До двух часов дня Алексей Васильевич спал мертвым сном. Проснулся он словно облитый водой, глянул на часики на стуле, увидел, что на них без десяти минут два, и заметался по комнате. Алексей Васильевич натянул валенки, насовал в карманы, торопясь и забывая то одно, то другое, спички, портсигар, платок, браунинг и две обоймы, затянул потуже шинель, потом припомнил что-то, но поколебался, – это показалось ему позорным и трусливым, но все-таки сделал, – вынул из стола свой гражданский врачебный паспорт. Он повертел его в руках, решил взять с собой, но Елена окликнула его в это время, и он забыл его на столе.
– Слушай, Елена, – говорил Турбин, затягивая пояс и нервничая; сердце его сжималось нехорошим предчувствием, и он страдал при мысли, что Елена останется одна с Анютою в пустой большой квартире, – ничего не поделаешь. Не идти нельзя. Ну, со мной, надо полагать, ничего не случится. Дивизион не уйдет дальше окраин Города, а я стану где-нибудь в безопасном месте. Авось бог сохранит и Николку. Сегодня утром я слышал, что положение стало немножко посерьезнее, ну, авось отобьем Петлюру. Ну, прощай, прощай…
Елена одна ходила по опустевшей гостиной от пианино, где, по-прежнему не убранный, виднелся разноцветный Валентин, к двери в кабинет Алексея. Паркет поскрипывал у нее под ногами. Лицо у нее было несчастное.
На углу своей кривой улицы и улицы Владимирской Турбин стал нанимать извозчика. Тот согласился везти, но, мрачно сопя, назвал чудовищную сумму, и видно было, что он не уступит. Скрипнув зубами, Турбин сел в сани и поехал по направлению к музею. Морозило.
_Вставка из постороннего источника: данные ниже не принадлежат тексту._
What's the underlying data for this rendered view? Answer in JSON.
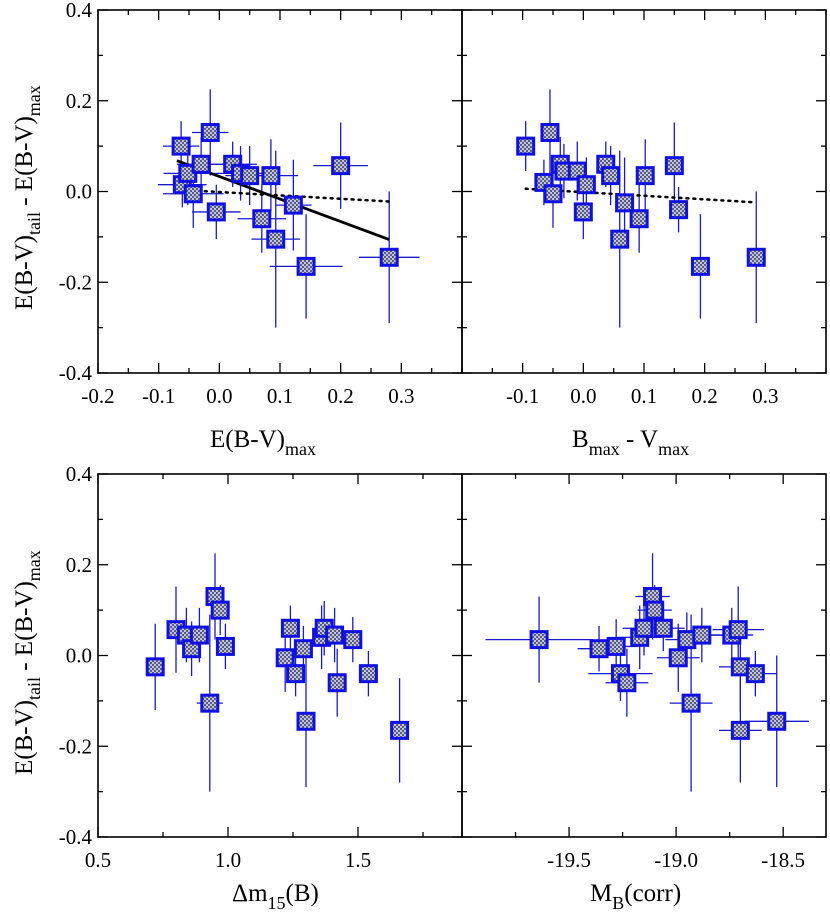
{
  "colors": {
    "marker_edge": "#1010e0",
    "errorbar": "#1a1acc",
    "fit_line": "#000000",
    "axes": "#000000"
  },
  "chart_data": [
    {
      "type": "scatter",
      "name": "top-left",
      "xlabel": {
        "main": "E(B-V)",
        "sub": "max"
      },
      "ylabel": {
        "part1": "E(B-V)",
        "sub1": "tail",
        "part2": " - E(B-V)",
        "sub2": "max"
      },
      "xlim": [
        -0.2,
        0.4
      ],
      "ylim": [
        -0.4,
        0.4
      ],
      "xticks": [
        -0.2,
        -0.1,
        0.0,
        0.1,
        0.2,
        0.3
      ],
      "xtick_labels": [
        "-0.2",
        "-0.1",
        "0.0",
        "0.1",
        "0.2",
        "0.3"
      ],
      "yticks": [
        -0.4,
        -0.2,
        0.0,
        0.2,
        0.4
      ],
      "ytick_labels": [
        "-0.4",
        "-0.2",
        "0.0",
        "0.2",
        "0.4"
      ],
      "points": [
        {
          "x": -0.063,
          "y": 0.1,
          "xerr": 0.03,
          "yerr": 0.055
        },
        {
          "x": -0.061,
          "y": 0.015,
          "xerr": 0.04,
          "yerr": 0.05
        },
        {
          "x": -0.052,
          "y": 0.04,
          "xerr": 0.04,
          "yerr": 0.07
        },
        {
          "x": -0.043,
          "y": -0.005,
          "xerr": 0.05,
          "yerr": 0.075
        },
        {
          "x": -0.03,
          "y": 0.06,
          "xerr": 0.04,
          "yerr": 0.06
        },
        {
          "x": -0.015,
          "y": 0.13,
          "xerr": 0.03,
          "yerr": 0.095
        },
        {
          "x": -0.005,
          "y": -0.045,
          "xerr": 0.04,
          "yerr": 0.06
        },
        {
          "x": 0.022,
          "y": 0.06,
          "xerr": 0.04,
          "yerr": 0.05
        },
        {
          "x": 0.035,
          "y": 0.04,
          "xerr": 0.045,
          "yerr": 0.06
        },
        {
          "x": 0.05,
          "y": 0.035,
          "xerr": 0.04,
          "yerr": 0.065
        },
        {
          "x": 0.07,
          "y": -0.06,
          "xerr": 0.04,
          "yerr": 0.075
        },
        {
          "x": 0.085,
          "y": 0.035,
          "xerr": 0.045,
          "yerr": 0.08
        },
        {
          "x": 0.093,
          "y": -0.105,
          "xerr": 0.04,
          "yerr": 0.195
        },
        {
          "x": 0.122,
          "y": -0.03,
          "xerr": 0.03,
          "yerr": 0.1
        },
        {
          "x": 0.143,
          "y": -0.165,
          "xerr": 0.06,
          "yerr": 0.115
        },
        {
          "x": 0.2,
          "y": 0.057,
          "xerr": 0.045,
          "yerr": 0.095
        },
        {
          "x": 0.28,
          "y": -0.145,
          "xerr": 0.05,
          "yerr": 0.145
        }
      ],
      "fit_solid": {
        "x": [
          -0.07,
          0.28
        ],
        "y": [
          0.068,
          -0.106
        ]
      },
      "fit_dotted": {
        "x": [
          -0.07,
          0.28
        ],
        "y": [
          0.004,
          -0.022
        ]
      }
    },
    {
      "type": "scatter",
      "name": "top-right",
      "xlabel": {
        "part1": "B",
        "sub1": "max",
        "part2": " - V",
        "sub2": "max"
      },
      "xlim": [
        -0.2,
        0.4
      ],
      "ylim": [
        -0.4,
        0.4
      ],
      "xticks": [
        -0.1,
        0.0,
        0.1,
        0.2,
        0.3
      ],
      "xtick_labels": [
        "-0.1",
        "0.0",
        "0.1",
        "0.2",
        "0.3"
      ],
      "yticks": [
        -0.4,
        -0.2,
        0.0,
        0.2,
        0.4
      ],
      "points": [
        {
          "x": -0.095,
          "y": 0.1,
          "yerr": 0.055
        },
        {
          "x": -0.065,
          "y": 0.02,
          "yerr": 0.05
        },
        {
          "x": -0.055,
          "y": 0.13,
          "yerr": 0.095
        },
        {
          "x": -0.05,
          "y": -0.005,
          "yerr": 0.075
        },
        {
          "x": -0.038,
          "y": 0.06,
          "yerr": 0.06
        },
        {
          "x": -0.032,
          "y": 0.045,
          "yerr": 0.06
        },
        {
          "x": -0.01,
          "y": 0.045,
          "yerr": 0.065
        },
        {
          "x": 0.0,
          "y": -0.045,
          "yerr": 0.06
        },
        {
          "x": 0.005,
          "y": 0.015,
          "yerr": 0.06
        },
        {
          "x": 0.037,
          "y": 0.06,
          "yerr": 0.05
        },
        {
          "x": 0.045,
          "y": 0.035,
          "yerr": 0.065
        },
        {
          "x": 0.06,
          "y": -0.105,
          "yerr": 0.195
        },
        {
          "x": 0.068,
          "y": -0.025,
          "yerr": 0.1
        },
        {
          "x": 0.092,
          "y": -0.06,
          "yerr": 0.075
        },
        {
          "x": 0.102,
          "y": 0.035,
          "yerr": 0.08
        },
        {
          "x": 0.15,
          "y": 0.057,
          "yerr": 0.095
        },
        {
          "x": 0.157,
          "y": -0.04,
          "yerr": 0.05
        },
        {
          "x": 0.193,
          "y": -0.165,
          "yerr": 0.115
        },
        {
          "x": 0.285,
          "y": -0.145,
          "yerr": 0.145
        }
      ],
      "fit_dotted": {
        "x": [
          -0.095,
          0.285
        ],
        "y": [
          0.006,
          -0.024
        ]
      }
    },
    {
      "type": "scatter",
      "name": "bottom-left",
      "xlabel": {
        "main": "Δm",
        "sub": "15",
        "tail": "(B)"
      },
      "ylabel": {
        "part1": "E(B-V)",
        "sub1": "tail",
        "part2": " - E(B-V)",
        "sub2": "max"
      },
      "xlim": [
        0.5,
        1.9
      ],
      "ylim": [
        -0.4,
        0.4
      ],
      "xticks": [
        0.5,
        1.0,
        1.5
      ],
      "xtick_labels": [
        "0.5",
        "1.0",
        "1.5"
      ],
      "yticks": [
        -0.4,
        -0.2,
        0.0,
        0.2,
        0.4
      ],
      "ytick_labels": [
        "-0.4",
        "-0.2",
        "0.0",
        "0.2",
        "0.4"
      ],
      "points": [
        {
          "x": 0.72,
          "y": -0.025,
          "yerr": 0.095
        },
        {
          "x": 0.8,
          "y": 0.057,
          "yerr": 0.095
        },
        {
          "x": 0.84,
          "y": 0.045,
          "yerr": 0.06
        },
        {
          "x": 0.86,
          "y": 0.015,
          "yerr": 0.06
        },
        {
          "x": 0.89,
          "y": 0.045,
          "yerr": 0.06
        },
        {
          "x": 0.93,
          "y": -0.105,
          "xerr": 0.05,
          "yerr": 0.195
        },
        {
          "x": 0.95,
          "y": 0.13,
          "yerr": 0.095
        },
        {
          "x": 0.97,
          "y": 0.1,
          "yerr": 0.055
        },
        {
          "x": 0.99,
          "y": 0.02,
          "yerr": 0.05
        },
        {
          "x": 1.22,
          "y": -0.005,
          "yerr": 0.075
        },
        {
          "x": 1.24,
          "y": 0.06,
          "yerr": 0.05
        },
        {
          "x": 1.26,
          "y": -0.04,
          "yerr": 0.05
        },
        {
          "x": 1.29,
          "y": 0.015,
          "yerr": 0.05
        },
        {
          "x": 1.3,
          "y": -0.145,
          "yerr": 0.145
        },
        {
          "x": 1.36,
          "y": 0.04,
          "yerr": 0.07
        },
        {
          "x": 1.37,
          "y": 0.06,
          "yerr": 0.06
        },
        {
          "x": 1.41,
          "y": 0.045,
          "yerr": 0.06
        },
        {
          "x": 1.42,
          "y": -0.06,
          "yerr": 0.075
        },
        {
          "x": 1.48,
          "y": 0.035,
          "yerr": 0.05
        },
        {
          "x": 1.54,
          "y": -0.04,
          "yerr": 0.05
        },
        {
          "x": 1.66,
          "y": -0.165,
          "yerr": 0.115
        }
      ]
    },
    {
      "type": "scatter",
      "name": "bottom-right",
      "xlabel": {
        "main": "M",
        "sub": "B",
        "tail": "(corr)"
      },
      "xlim": [
        -20.0,
        -18.3
      ],
      "ylim": [
        -0.4,
        0.4
      ],
      "xticks": [
        -19.5,
        -19.0,
        -18.5
      ],
      "xtick_labels": [
        "-19.5",
        "-19.0",
        "-18.5"
      ],
      "yticks": [
        -0.4,
        -0.2,
        0.0,
        0.2,
        0.4
      ],
      "points": [
        {
          "x": -19.64,
          "y": 0.035,
          "xerr": 0.25,
          "yerr": 0.095
        },
        {
          "x": -19.36,
          "y": 0.015,
          "xerr": 0.1,
          "yerr": 0.05
        },
        {
          "x": -19.28,
          "y": 0.02,
          "xerr": 0.1,
          "yerr": 0.06
        },
        {
          "x": -19.26,
          "y": -0.04,
          "xerr": 0.15,
          "yerr": 0.06
        },
        {
          "x": -19.23,
          "y": -0.06,
          "xerr": 0.1,
          "yerr": 0.075
        },
        {
          "x": -19.17,
          "y": 0.04,
          "xerr": 0.1,
          "yerr": 0.07
        },
        {
          "x": -19.15,
          "y": 0.06,
          "xerr": 0.1,
          "yerr": 0.06
        },
        {
          "x": -19.11,
          "y": 0.13,
          "xerr": 0.08,
          "yerr": 0.095
        },
        {
          "x": -19.1,
          "y": 0.1,
          "xerr": 0.08,
          "yerr": 0.055
        },
        {
          "x": -19.06,
          "y": 0.06,
          "xerr": 0.1,
          "yerr": 0.05
        },
        {
          "x": -18.99,
          "y": -0.005,
          "xerr": 0.1,
          "yerr": 0.075
        },
        {
          "x": -18.95,
          "y": 0.035,
          "xerr": 0.1,
          "yerr": 0.06
        },
        {
          "x": -18.93,
          "y": -0.105,
          "xerr": 0.1,
          "yerr": 0.195
        },
        {
          "x": -18.88,
          "y": 0.045,
          "xerr": 0.1,
          "yerr": 0.06
        },
        {
          "x": -18.74,
          "y": 0.045,
          "xerr": 0.1,
          "yerr": 0.06
        },
        {
          "x": -18.71,
          "y": 0.057,
          "xerr": 0.12,
          "yerr": 0.095
        },
        {
          "x": -18.7,
          "y": -0.025,
          "xerr": 0.1,
          "yerr": 0.1
        },
        {
          "x": -18.7,
          "y": -0.165,
          "xerr": 0.1,
          "yerr": 0.115
        },
        {
          "x": -18.63,
          "y": -0.04,
          "xerr": 0.1,
          "yerr": 0.05
        },
        {
          "x": -18.53,
          "y": -0.145,
          "xerr": 0.15,
          "yerr": 0.145
        }
      ]
    }
  ]
}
На душе у Алексея Васильевича было очень тревожно. Он ехал и прислушивался к отдаленной пулеметной стрельбе, которая взрывами доносилась откуда-то со стороны Политехнического института и как будто бы по направлению к вокзалу. Турбин думал о том, что бы это означало (полуденный визит Болботуна Турбин проспал), и, вертя головой, всматривался в тротуары. На них было хоть и тревожное и сумбурное, но все же большое движение.